Harpal, who is part of the 'Laughter Chefs' show, shared, "I think biryani is a complete food in itself. It is a one-pot meal with proteins, carbohydrates and the right kind of flavors. Biryani is a dish that "It represents India very well and is a highly sought-after dish throughout the country."

"Each state or place has its own flavor depending on how they have adapted to biryani. So I think it is, in a way, the perfect dish that represents Indian culture and the country itself," he added.

When asked about a specific biryani trick, the chef said; "Few cooking tricks that Ustad Habib Pasha taught me is that biryani is actually mutton biryani. There is no other biryani, I don't think. Chicken is more like a pulao. It never existed in the early days. The first trick "What Habib Pasha taught me was: 'You have to select the right type of meat and marinate it with dry spices, and you have to actually hammer them, lifting the meat.'"

"After mixing the dry spices, you have to lift the meat and throw it back into the pot. This pounding, repeated for at least 20-25 minutes, breaks down the protein structure of the meat and increases the cooking time." And the second thing that Habib Pasha did was, when he cooked the rice, he added a little milk to it. "This would brighten up the basmati rice and add to the flavor and consistency of the biryani at the end," he said.

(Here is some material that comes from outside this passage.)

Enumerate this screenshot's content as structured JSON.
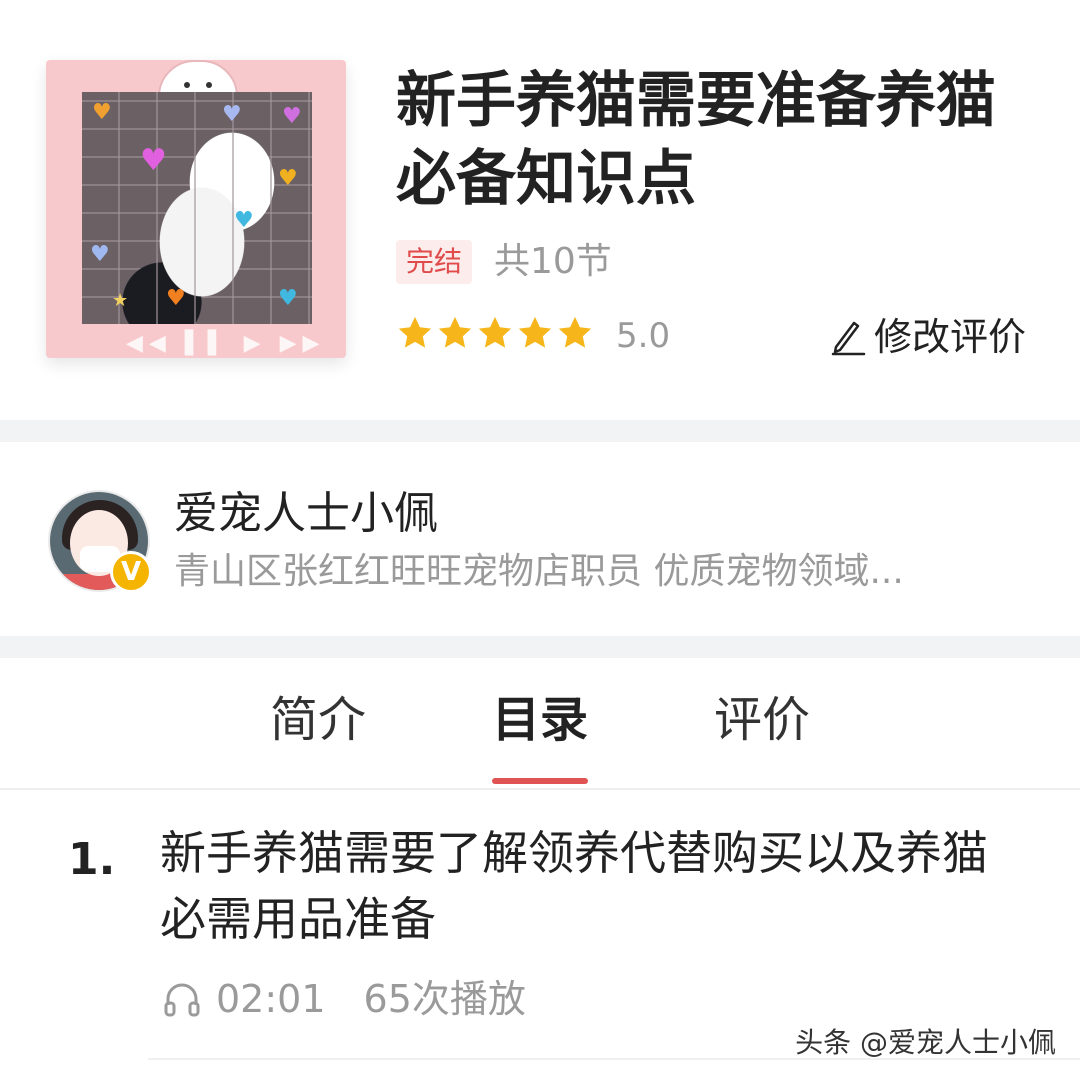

Harpal continued, "He also always said, chef, you should boil the water with shahi jeera and add salt to it. And the saltiness of the water should be more so that the rice absorbs the right kind of salt." And then the final product gets the right taste of salt. It is not salty, but it provides the right taste of salt. And that is the most important. The layers of Biryani should be such that the final product gets a fluffy rice Biryani. ".

The chef added, "I learned to make Biryani in the Nizam's kitchen. It is the epitome of perfection. True Biryani, in my opinion, comes from the Hyderabadi tradition. Begum Mumtaz Khan taught me the art of using spices. The Hyderabadi Biryani stands out because it has just the right amount of spices, providing great flavor without being overpowering, unlike Awadhi or Calcutta Biryanis.”